Duxbury’s Powder Point Bridge, looking inland.

I forget who said it first, but I know it’s true. You can learn a lot about a person by using this simple test: Take him to a river, stand him on the shore, and just watch. Very likely, he will look one way and then other, observing the river in both directions. But eventually he’ll settle on a view: either upstream or down.

You can tell a lot about a person by the way he watches the river. Is he paying attention to what’s gone by or is he looking to see what will come next?

Clark Kent (not his real name) and I are standing on Duxbury’s Powder Point Bridge at sunset. He’s turned one way, I’m turned the other. It’s windy — so much that it hurts my ears. The day, now ending, has brought the first chill of fall. There’s no doubt about it now: summer is really over, like the water flowing under the bridge and out to sea.

There’s this thing about rivers — about bodies of moving water in general — that crosses my mind from time to time. You can trace a river upstream all the way to its source and see for yourself where it has come from. But you can only plot within a reasonable doubt where it’s going next. You can never really be sure — unless you follow the river and see where it takes you.

Clark Kent and I were a couple. We broke up last spring, and after a few half-hearted reconciliations, it is now really and truly over. At least as far as romance goes. The river flows on.

Rivers, constantly changing shape and form, have become a central metaphor in my life. Sometimes I’m tidal — moving back and forth over the same ground, changing a little each time — growing, aging, gaining wisdom and experience. Other times I’m the rapids — tumbling forward, headlong . . . out of control.

But most often I’m a stream flowing out to sea. I’ve got a purpose — a direction to follow — but there are obstacles in the way. At times I am stopped short like water against dam and I must find another route or cut new ground. I always manage to get where I’m going . . . eventually.

Clark Kent and I are in that awkward in-between place: no longer intimates, not quite friends. It is often a struggle, but since we continue to learn so much from spending time together, we’re willing to pick through the briars along the path. We have this conversation all the time: Where do we go from here? And how? I’m looking forward, seeing the potential of our friendship, and he’s looking back, still trying to figure out what went wrong. No wonder we can’t seem to move on.

Have you ever been in a canoe with someone, and instead of both facing the bow, one person is turned sternward? You each try to paddle forward, but your energies are only working against each other. You end up going around in circles. That’s what this friendship feels like sometimes.

So we’re standing at sunset on the Powder Point Bridge. The sun is behind us, and he’s watching the tide go out, while I observe it pouring forth from the bay. It’s a beautiful sunset — they generally are down there on the beach. The colors are changing by the minute.

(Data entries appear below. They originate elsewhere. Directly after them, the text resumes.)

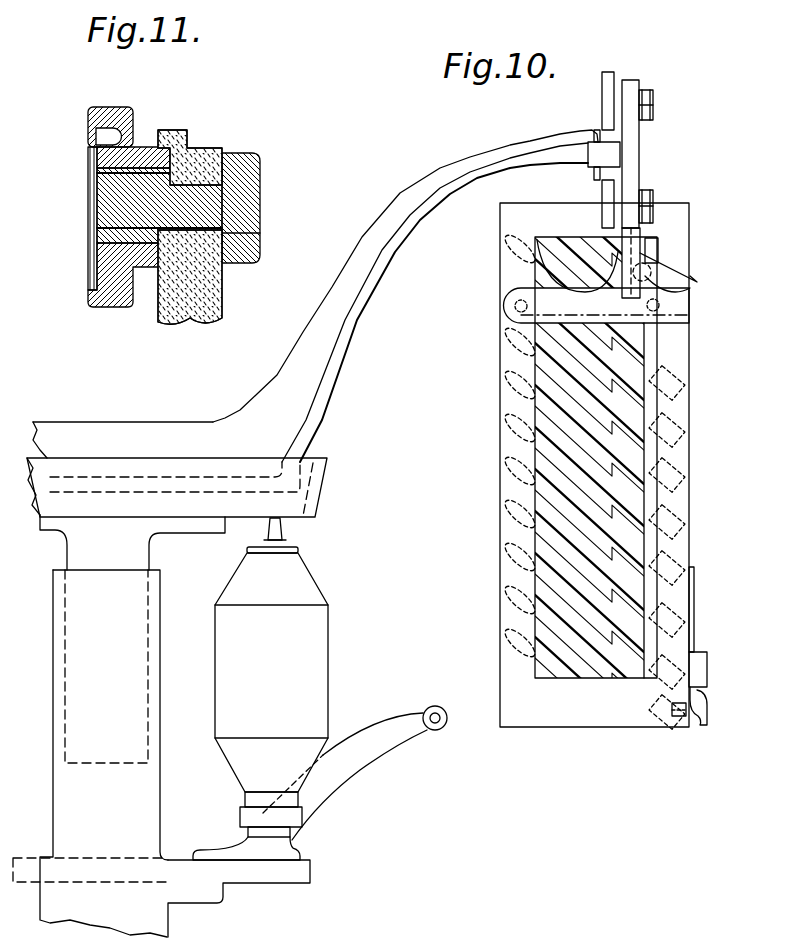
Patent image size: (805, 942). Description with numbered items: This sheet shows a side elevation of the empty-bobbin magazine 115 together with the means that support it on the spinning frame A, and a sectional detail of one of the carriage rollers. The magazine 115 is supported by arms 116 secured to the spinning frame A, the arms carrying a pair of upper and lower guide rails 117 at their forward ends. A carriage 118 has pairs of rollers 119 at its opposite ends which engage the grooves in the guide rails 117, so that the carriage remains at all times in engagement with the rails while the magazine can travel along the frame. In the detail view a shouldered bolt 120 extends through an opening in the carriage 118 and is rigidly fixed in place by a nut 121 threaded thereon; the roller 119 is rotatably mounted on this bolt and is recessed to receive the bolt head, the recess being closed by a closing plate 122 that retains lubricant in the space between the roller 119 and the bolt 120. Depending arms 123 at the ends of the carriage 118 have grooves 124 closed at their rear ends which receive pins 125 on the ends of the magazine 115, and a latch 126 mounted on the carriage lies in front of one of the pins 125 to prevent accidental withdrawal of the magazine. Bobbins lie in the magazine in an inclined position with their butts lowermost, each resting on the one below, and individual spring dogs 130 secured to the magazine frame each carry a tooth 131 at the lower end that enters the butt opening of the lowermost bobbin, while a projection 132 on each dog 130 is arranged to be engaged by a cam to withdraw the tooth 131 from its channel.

In FIG. 10, the magazine 115 is at (566, 465).
In FIG. 10, the arms 116 is at (337, 312).
In FIG. 10, the guide rails 117 is at (593, 177).
In FIG. 11, the carriage 118 is at (200, 298).
In FIG. 10, the carriage 118 is at (640, 162).
In FIG. 11, the rollers 119 is at (112, 107).
In FIG. 10, the rollers 119 is at (602, 112).
In FIG. 11, the shouldered bolt 120 is at (245, 212).
In FIG. 11, the nut 121 is at (247, 254).
In FIG. 11, the closing plate 122 is at (88, 238).
In FIG. 10, the depending arms 123 is at (610, 297).
In FIG. 10, the grooves 124 is at (660, 332).
In FIG. 10, the pins 125 is at (500, 317).
In FIG. 10, the latch 126 is at (697, 282).
In FIG. 10, the spring dogs 130 is at (693, 697).
In FIG. 10, the tooth 131 is at (685, 705).
In FIG. 10, the projection 132 is at (705, 725).
In FIG. 10, the spinning frame A is at (320, 505).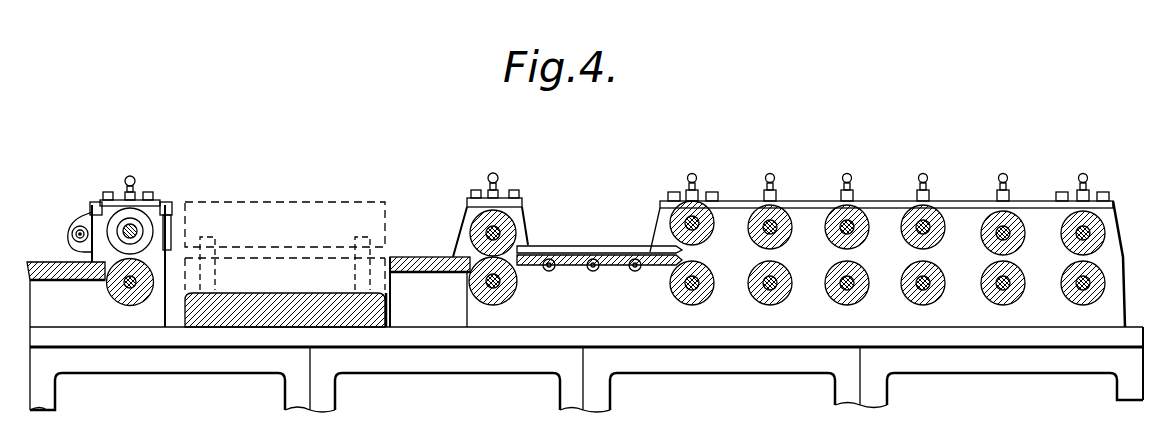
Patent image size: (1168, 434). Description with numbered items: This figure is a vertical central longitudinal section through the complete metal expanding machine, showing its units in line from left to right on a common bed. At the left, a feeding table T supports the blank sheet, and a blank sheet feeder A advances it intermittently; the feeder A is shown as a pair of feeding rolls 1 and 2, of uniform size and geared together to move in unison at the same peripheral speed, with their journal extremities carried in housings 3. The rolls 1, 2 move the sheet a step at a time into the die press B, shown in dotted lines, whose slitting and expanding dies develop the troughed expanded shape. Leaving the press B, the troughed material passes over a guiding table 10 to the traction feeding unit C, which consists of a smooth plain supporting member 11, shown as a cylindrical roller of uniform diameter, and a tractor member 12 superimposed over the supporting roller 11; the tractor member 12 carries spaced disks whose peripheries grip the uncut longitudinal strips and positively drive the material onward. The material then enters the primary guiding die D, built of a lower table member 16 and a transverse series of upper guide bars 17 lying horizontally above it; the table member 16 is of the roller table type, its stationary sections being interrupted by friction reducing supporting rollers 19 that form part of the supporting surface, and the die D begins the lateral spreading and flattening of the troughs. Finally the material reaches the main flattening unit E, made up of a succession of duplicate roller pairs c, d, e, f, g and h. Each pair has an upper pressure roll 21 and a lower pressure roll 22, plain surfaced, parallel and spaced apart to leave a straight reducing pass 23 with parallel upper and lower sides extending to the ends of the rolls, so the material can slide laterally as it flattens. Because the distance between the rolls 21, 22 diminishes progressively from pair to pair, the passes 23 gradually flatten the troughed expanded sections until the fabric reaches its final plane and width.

The feeding roll 1 is at (118, 222).
The feeding roll 2 is at (100, 292).
The housings 3 is at (160, 208).
The guiding table 10 is at (412, 276).
The supporting member 11 is at (515, 291).
The tractor member 12 is at (468, 224).
The lower table member 16 is at (655, 268).
The upper guide bars 17 is at (588, 246).
The supporting rollers 19 is at (553, 270).
The upper pressure roll 21 is at (748, 227).
The lower pressure roll 22 is at (748, 284).
The straight reducing pass 23 is at (760, 258).
The feeding table T is at (33, 262).
The blank sheet feeder A is at (120, 235).
The die press B is at (285, 235).
The traction feeding unit C is at (490, 198).
The primary guiding die D is at (603, 155).
The main flattening unit E is at (887, 233).
The roller pair c is at (692, 181).
The roller pair d is at (770, 180).
The roller pair e is at (847, 181).
The roller pair f is at (923, 180).
The roller pair g is at (1003, 181).
The roller pair h is at (1083, 180).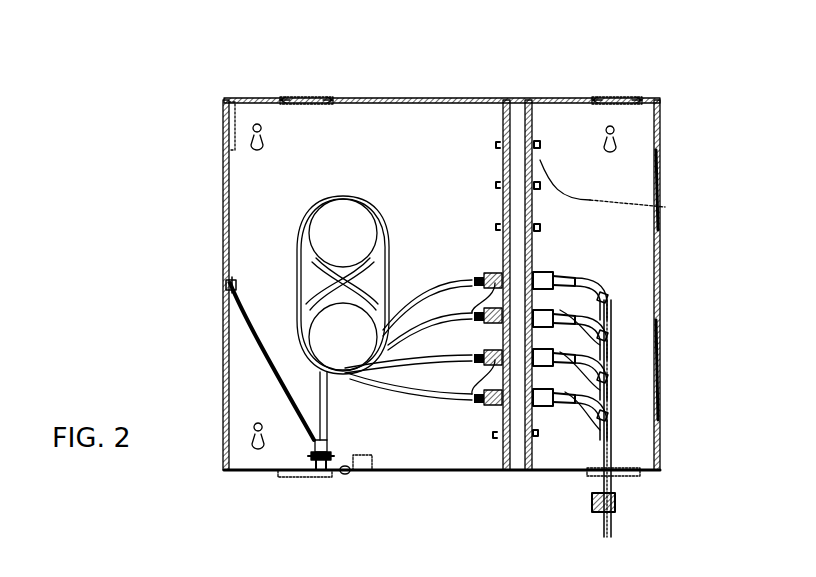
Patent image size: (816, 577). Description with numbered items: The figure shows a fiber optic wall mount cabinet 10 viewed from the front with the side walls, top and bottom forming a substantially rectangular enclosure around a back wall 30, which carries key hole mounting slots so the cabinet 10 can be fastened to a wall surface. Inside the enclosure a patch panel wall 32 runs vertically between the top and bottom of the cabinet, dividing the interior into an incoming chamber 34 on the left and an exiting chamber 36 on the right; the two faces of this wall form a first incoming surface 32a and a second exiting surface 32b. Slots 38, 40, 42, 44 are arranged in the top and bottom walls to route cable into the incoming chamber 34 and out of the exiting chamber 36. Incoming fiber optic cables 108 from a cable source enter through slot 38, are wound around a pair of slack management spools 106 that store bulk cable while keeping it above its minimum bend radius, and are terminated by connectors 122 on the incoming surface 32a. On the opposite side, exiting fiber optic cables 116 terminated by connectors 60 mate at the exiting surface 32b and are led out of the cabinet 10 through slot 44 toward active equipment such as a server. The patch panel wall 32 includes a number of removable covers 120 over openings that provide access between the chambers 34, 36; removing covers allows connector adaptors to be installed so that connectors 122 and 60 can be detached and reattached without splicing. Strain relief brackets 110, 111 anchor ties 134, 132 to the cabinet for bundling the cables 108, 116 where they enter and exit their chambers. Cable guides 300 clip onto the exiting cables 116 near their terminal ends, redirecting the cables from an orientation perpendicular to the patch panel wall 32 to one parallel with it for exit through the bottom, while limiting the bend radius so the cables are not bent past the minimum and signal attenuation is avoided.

The fiber optic wall mount cabinet 10 is at (262, 92).
The back wall 30 is at (397, 150).
The patch panel wall 32 is at (515, 473).
The first incoming surface 32a is at (500, 463).
The second exiting surface 32b is at (540, 474).
The incoming chamber 34 is at (337, 150).
The exiting chamber 36 is at (630, 165).
The slot 38 is at (300, 478).
The slot 40 is at (307, 96).
The slot 42 is at (622, 96).
The slot 44 is at (627, 476).
The connector 60 is at (555, 312).
The slack management spool 106 is at (312, 230).
The incoming fiber optic cable 108 is at (330, 413).
The strain relief bracket 110 is at (372, 472).
The strain relief bracket 111 is at (598, 476).
The exiting fiber optic cable 116 is at (608, 324).
The removable cover 120 is at (468, 447).
The connector 122 is at (455, 283).
The tie 132 is at (618, 507).
The tie 134 is at (310, 456).
The cable guide 300 is at (590, 343).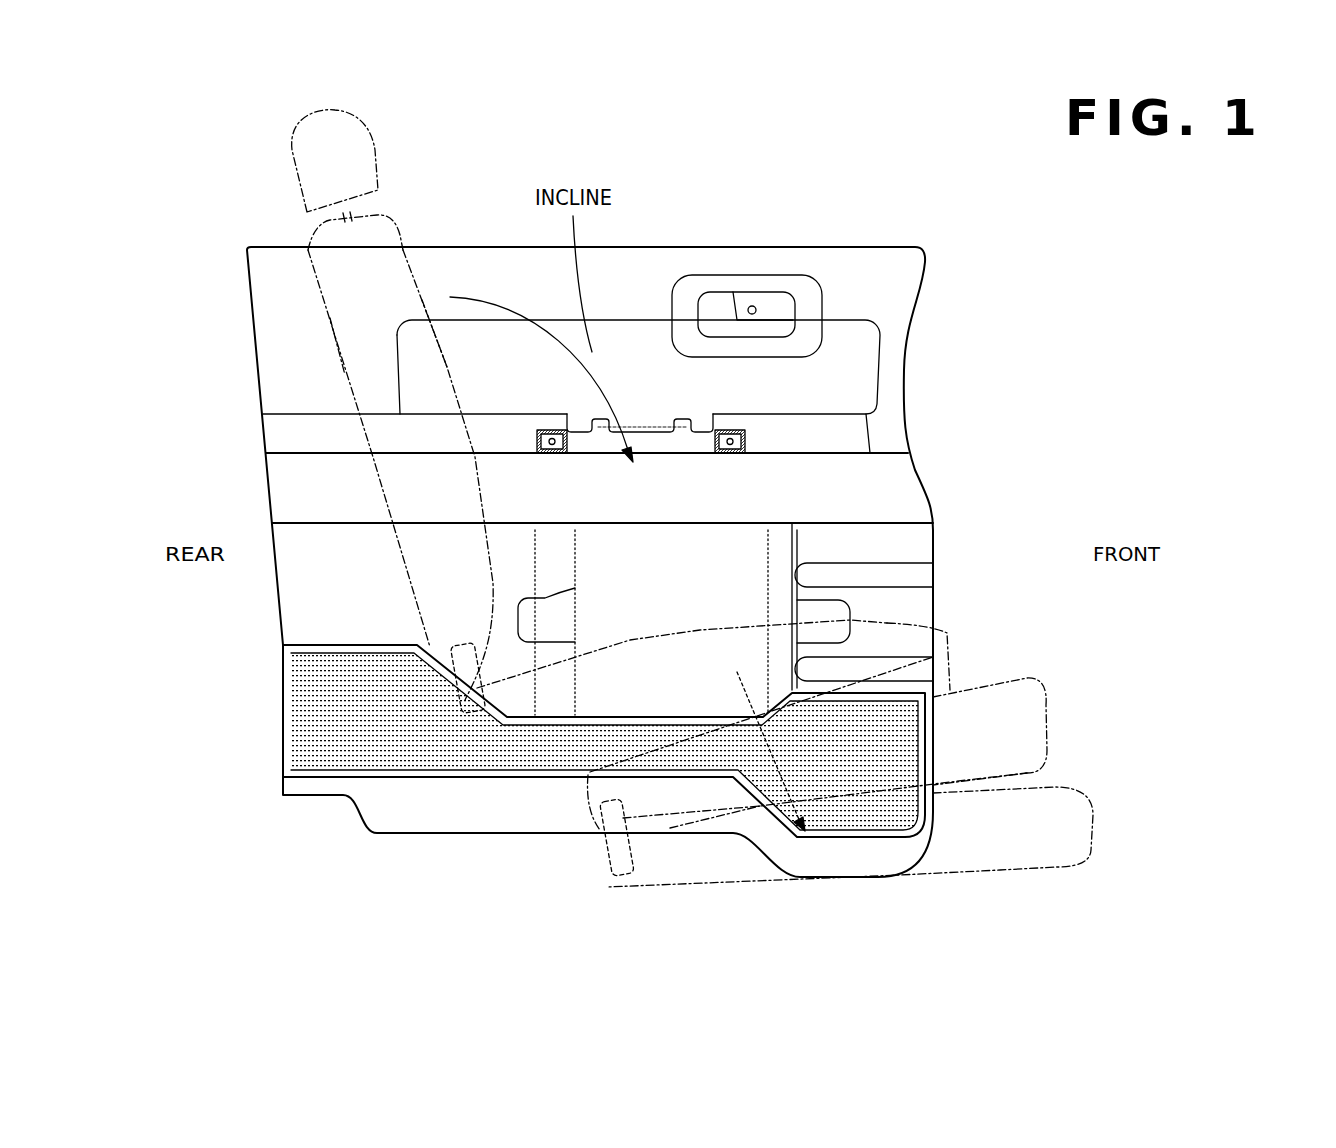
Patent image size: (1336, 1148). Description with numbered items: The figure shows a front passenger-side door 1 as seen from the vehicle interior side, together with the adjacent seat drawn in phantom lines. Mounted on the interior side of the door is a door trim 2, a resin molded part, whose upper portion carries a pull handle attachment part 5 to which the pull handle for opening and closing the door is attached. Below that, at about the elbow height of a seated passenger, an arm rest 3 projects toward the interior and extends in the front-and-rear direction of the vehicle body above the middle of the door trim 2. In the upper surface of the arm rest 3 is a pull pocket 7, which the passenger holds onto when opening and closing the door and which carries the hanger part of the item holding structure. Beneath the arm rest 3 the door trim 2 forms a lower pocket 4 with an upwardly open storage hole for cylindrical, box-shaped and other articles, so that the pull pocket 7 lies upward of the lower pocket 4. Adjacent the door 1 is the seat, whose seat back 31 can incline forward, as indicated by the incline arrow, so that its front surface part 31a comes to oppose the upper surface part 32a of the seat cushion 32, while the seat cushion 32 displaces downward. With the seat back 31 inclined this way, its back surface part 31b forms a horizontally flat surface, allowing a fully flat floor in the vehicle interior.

The front passenger-side door 1 is at (901, 198).
The door trim 2 is at (357, 576).
The arm rest 3 is at (418, 437).
The lower pocket 4 is at (468, 712).
The pull handle attachment part 5 is at (763, 290).
The pull pocket 7 is at (656, 432).
The seat back 31 is at (345, 300).
The front surface part 31a is at (448, 366).
The back surface part 31b is at (345, 375).
The seat cushion 32 is at (933, 657).
The upper surface part 32a is at (887, 623).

Beautiful as it is, a sunset is always fleeting. Day must fade into night, and in between, when we’re lucky, we might see a spectacular show. Are all beautiful things in life like this — temporary, or at least constantly changing? Are they all like fall foliage or freshly fallen snow, “good for a limited time only?” Is their very impermanence what makes them so precious to us?

What about Clark Kent and me? What’s next for us? We’ve experienced beauty together: nothing can take that away. But now, with eyes that are sad sometimes — or angry, or bitter — we’ve seen it fade.

Beauty lives on in memory. The power of a sunset is diminished when darkness takes the sky, but never erased.

Commenting on a relationship recently ended, a friend once said to me, “I wasted three years of my life with him.”

I’ve never understood that. “What’s wasted,” I asked. “Who were you when you met him? Who are you now? You’ve learned, you’ve changed, you’ve grown. Would you give that back?”

I keep coming back to the river. I take solace in what it has to teach me. How does that old saying go? “The only thing you can count on is change.” Sometimes it is easy, sometimes you don’t even notice, sometimes you think you’ll never make it through. But you adjust; you move on.

You never really know what’s around the next bend. You can’t hold back the river, nor can you push it forward. You can only go with the flow.

by Kezia Bacon, Special to the Mariner
November 1997

Kezia Bacon serves on the Board of Directors of the North and South Rivers Watershed Association.